Thursday, March 04, 2010

What this case tells us about the BBC

There's more to this than meets the eye.

I'm not going to comment on the jail sentence which, as some commenter has already said, seems unduly harsh, but more about what this reveals about the prevailing ethos at the BBC.

It reveals just how immoral and seedy the BBC truly has become as an organisation. Once upon a time, "Auntie" held itself up as a paragon of virtue and high standards. What we now know - as evidenced by the employment of overpaid juvenile presenters who make dirty phone calls on air and the evidence of this case - is that the BBC is a cess pit of bed-hopping, cheating immorality.
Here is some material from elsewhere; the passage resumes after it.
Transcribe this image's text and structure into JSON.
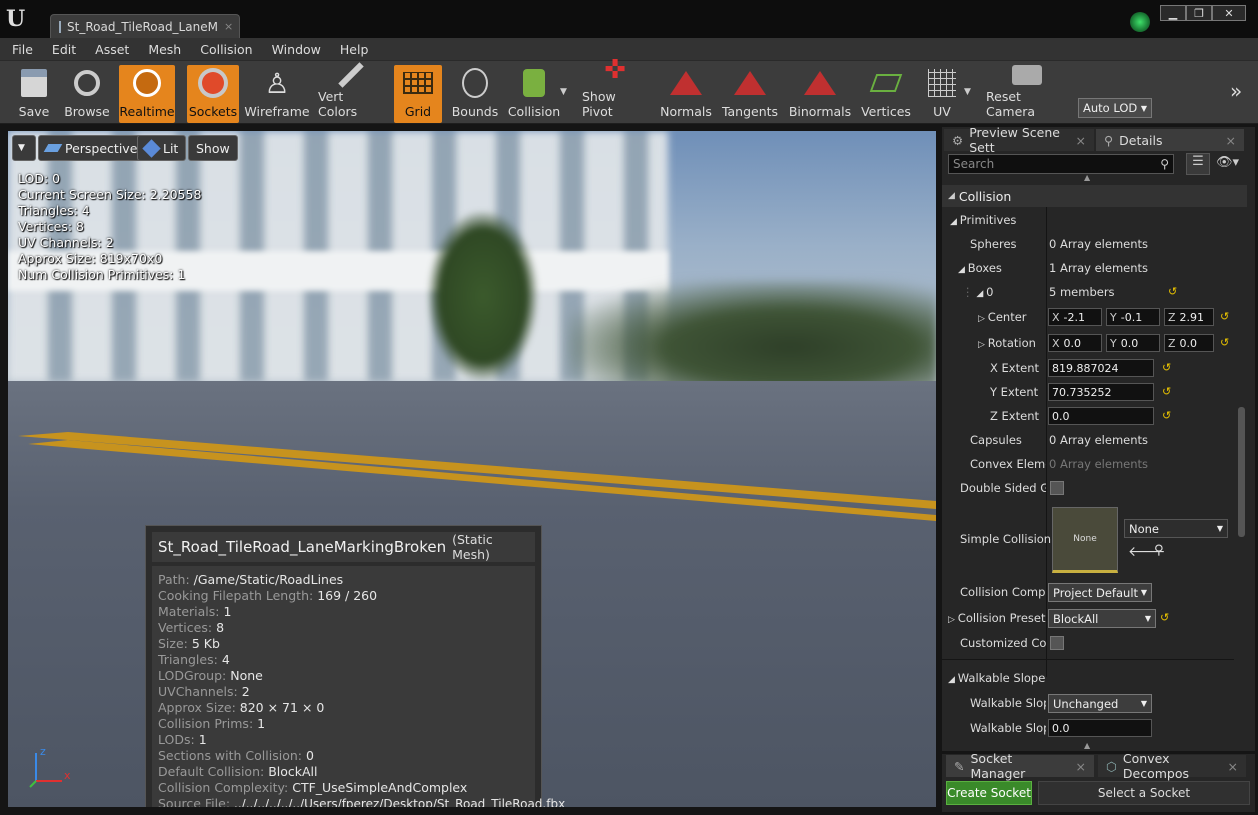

In essence, the BBC is a microcosm of progressive liberalism and indicative of society in general under progressive liberalism - a showy surface of respectability underneath which lurks a filthy rotten body.


JPT said...

Well said.

bernard said...

You're a bit late to the table with this one, Stan me old china.
The BBC has come under scrutiny from several directions recently, especially from rival commercial broadcasting stations that are feeling the pinch from it's ever-expanding monopoly of the airwaves.
It's pretty clear that the BBC (both in TV & radio)has, among other things, become a tax funded 'knocking shop' as witnessed by the shear number of superfluous, young nubile women that are employed (@ 30K plus)to do overlapping/duplicated jobs. (there are about six that present the weather forecasts alone).
The fact that some snot-faced, two-bit producer has been caught trying his luck with some of them comes as no surprise at all, and certainly no surprise to the commercial companies trying to compete for audiences.